I agree that this one is really disturbing. It was originally called OUTBACK, by the way. At least that was the title when I saw it in an edited version in 1984 (shown on late night television). I've thought of it many times over the years.


Jeff M.

Deb said...

I'd never heard of this movie, but your review intrigued me. I read a few other on-line reviews and they all said essentially the same thing: a brilliant movie (one said it's probably the best Australian film ever made) but one that is hard to watch because if its relentless brutality. It's based on a 1961 novel by Kenneth Cook called Outback (which is also an alternate title for the movie). I think I might rather read the book--I always do better with written, as opposed to visual, presentations of violence and brutality.

Charles Gramlich said...

Never heard of it either but it does look pretty interesting.

Richard said...

I doubt it's one I'd want to see, based on your commentary. Don't remember it when it was playing.

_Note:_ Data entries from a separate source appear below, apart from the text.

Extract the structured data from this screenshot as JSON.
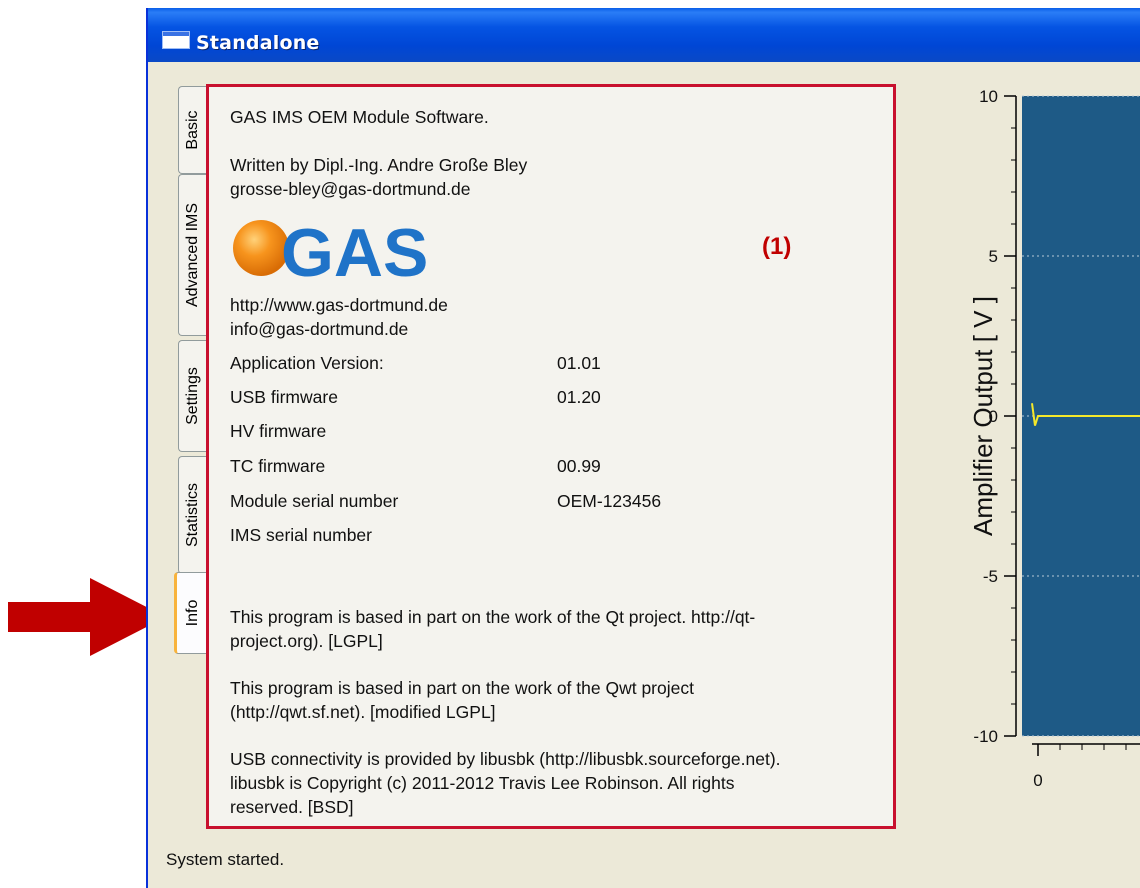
{
  "window": {
    "title": "Standalone"
  },
  "tabs": [
    {
      "label": "Basic"
    },
    {
      "label": "Advanced IMS"
    },
    {
      "label": "Settings"
    },
    {
      "label": "Statistics"
    },
    {
      "label": "Info"
    }
  ],
  "info": {
    "header": "GAS IMS OEM Module Software.",
    "author": "Written by Dipl.-Ing. Andre Große Bley",
    "author_email": "grosse-bley@gas-dortmund.de",
    "logo_text": "GAS",
    "website": "http://www.gas-dortmund.de",
    "contact_email": "info@gas-dortmund.de",
    "details": [
      {
        "label": "Application Version:",
        "value": "01.01"
      },
      {
        "label": "USB firmware",
        "value": "01.20"
      },
      {
        "label": "HV firmware",
        "value": ""
      },
      {
        "label": "TC firmware",
        "value": "00.99"
      },
      {
        "label": "Module serial number",
        "value": "OEM-123456"
      },
      {
        "label": "IMS serial number",
        "value": ""
      }
    ],
    "credits": {
      "qt_line1": "This program is based in part on the work of the Qt project.  http://qt-",
      "qt_line2": "project.org). [LGPL]",
      "qwt_line1": "This program is based in part on the work of the Qwt project",
      "qwt_line2": "(http://qwt.sf.net). [modified LGPL]",
      "usb_line1": "USB connectivity is provided by libusbk (http://libusbk.sourceforge.net).",
      "usb_line2": "libusbk is Copyright (c) 2011-2012 Travis Lee Robinson. All rights",
      "usb_line3": "reserved. [BSD]"
    }
  },
  "annotation": {
    "label": "(1)",
    "color": "#c00000"
  },
  "status": {
    "text": "System started."
  },
  "plot": {
    "ylabel": "Amplifier Output [ V ]",
    "yticks": [
      "10",
      "5",
      "0",
      "-5",
      "-10"
    ],
    "xticks": [
      "0"
    ],
    "background": "#1e5a86",
    "trace_color": "#f5e82a"
  },
  "chart_data": {
    "type": "line",
    "ylabel": "Amplifier Output [ V ]",
    "ylim": [
      -10,
      10
    ],
    "yticks": [
      10,
      5,
      0,
      -5,
      -10
    ],
    "xticks": [
      0
    ],
    "grid": true,
    "series": [
      {
        "values": [
          0.4,
          -0.3,
          0,
          0,
          0,
          0,
          0,
          0,
          0
        ]
      }
    ]
  },
  "colors": {
    "titlebar": "#0054e3",
    "window_face": "#ece9d8",
    "annotation_border": "#c8102e",
    "logo_orange": "#f7941d",
    "logo_blue": "#1f73c8",
    "arrow": "#c00000"
  }
}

pattinase (abbott) said...

I ordered the book through my library system because I was told the ending was different. This version has a fairly benign ending so I am curious. There is only one truly horrific scene but it is long. And something I never expected to see.

Anonymous said...

Patti, I know exactly the scene you mean. This was the last movie with Chips Rafferty, who died before it was released, and the first with Jack Thompson, who for a while was ubiquitous in Australian movies.

Jeff M.

Todd Mason said...

New to me...sounds like a more sensible variation on the slew of This Kind of film around that time...STRAW DOGS, THE HUNTING PARTY, DELIVERANCE (the good one of this trio, but highly stylized to the brink of mythologized...)...

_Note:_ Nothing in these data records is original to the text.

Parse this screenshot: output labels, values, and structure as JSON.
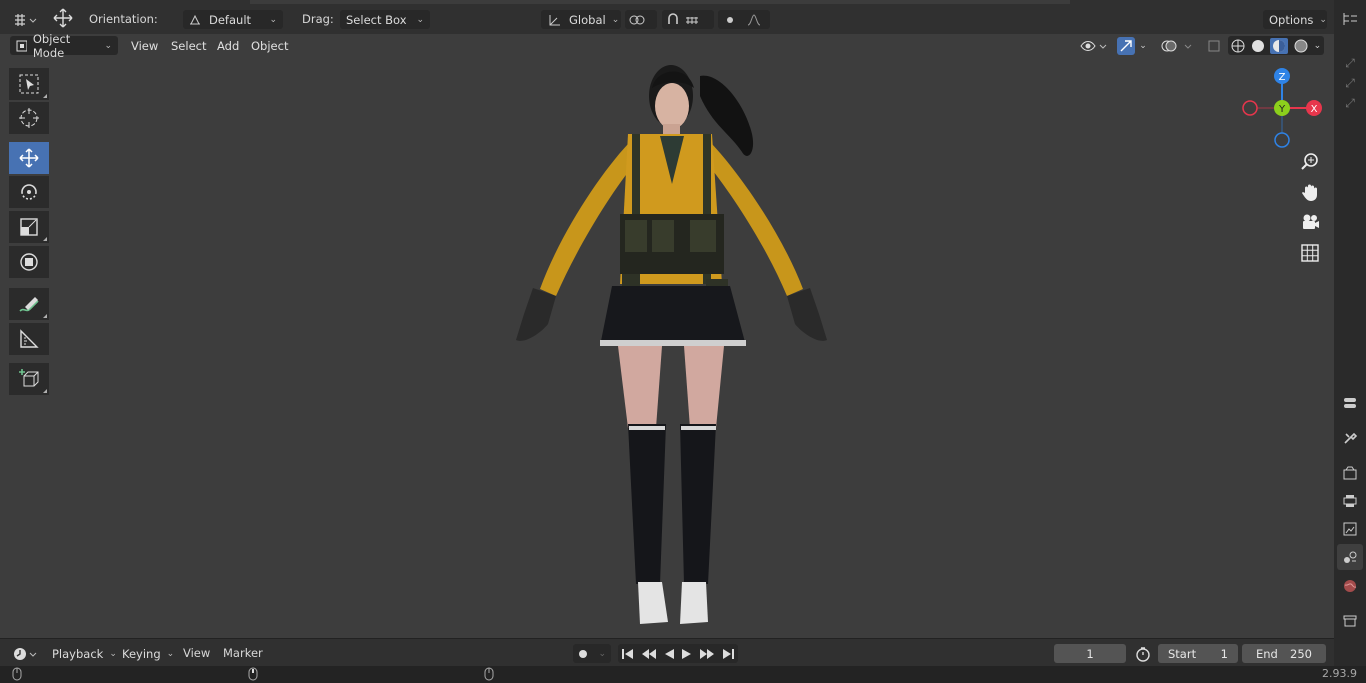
{
  "header": {
    "orientation_label": "Orientation:",
    "orientation_value": "Default",
    "drag_label": "Drag:",
    "drag_value": "Select Box",
    "transform_space": "Global",
    "options_label": "Options"
  },
  "viewport_header": {
    "mode": "Object Mode",
    "menus": [
      "View",
      "Select",
      "Add",
      "Object"
    ]
  },
  "tools": [
    {
      "icon": "select-box-icon",
      "active": false
    },
    {
      "icon": "cursor-icon",
      "active": false
    },
    {
      "icon": "move-icon",
      "active": true
    },
    {
      "icon": "rotate-icon",
      "active": false
    },
    {
      "icon": "scale-icon",
      "active": false
    },
    {
      "icon": "transform-icon",
      "active": false
    },
    {
      "icon": "annotate-icon",
      "active": false
    },
    {
      "icon": "measure-icon",
      "active": false
    },
    {
      "icon": "add-cube-icon",
      "active": false
    }
  ],
  "gizmo": {
    "z": "Z",
    "y": "Y",
    "x": "X",
    "colors": {
      "x": "#e7364c",
      "y": "#8ccf1c",
      "z": "#2f83e6"
    }
  },
  "timeline": {
    "menus": [
      "Playback",
      "Keying",
      "View",
      "Marker"
    ],
    "current_frame": "1",
    "start_label": "Start",
    "start_value": "1",
    "end_label": "End",
    "end_value": "250"
  },
  "status": {
    "version": "2.93.9"
  },
  "colors": {
    "accent": "#4772b3",
    "viewport": "#3d3d3d",
    "header": "#303030"
  }
}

pattinase (abbott) said...

It is worth seeing for its unusual style and setting alone. And its unpredictability.

John said...

Got a chance to see this movie tonight, a little over a month after you posted this. I was surprised that it was less intense than I expected and found it more fascinating than disturbing. Watched Kotcheff talk about the movie in a Q&A at the end of the DVD I rented. It's amazing that many Australian filmmakers cite WAKE IN FRIGHT as the beginning of the Australian film renaissance of the 1970s. He said Bruce Beresford and Fred Schepisi marvelled at the movie. Kotcheff also mentioned someone saying only an outsider could've made WAKE IN FRIGHT at that time. I didn't find much of it too disturbing except for that extended hunting sequence. Ai yi yi! Maybe the most shocking and appalling scenes I've ever seen put on film. 100% authentic and put in at the insistence of the Australian SPCA!

pattinase (abbott) said...

I found the nihilism disturbing too. It is very faithful to the novel except for the ending. I did expect more violence among the men than I found. The hunting scene was nearly unbearable, especially given my fear of kangaroos. It was certainly fascinating--and the central character was perhaps the most enigmatic character of all. From the start, he is out of control and I never really believed he had any desire to go see his girlfriend. He was ready to be subsumed and nearly was. And the sole female character is out of control too. Strange, fascinating and totally original but just like the book. One of those movies that will stick with me I hope.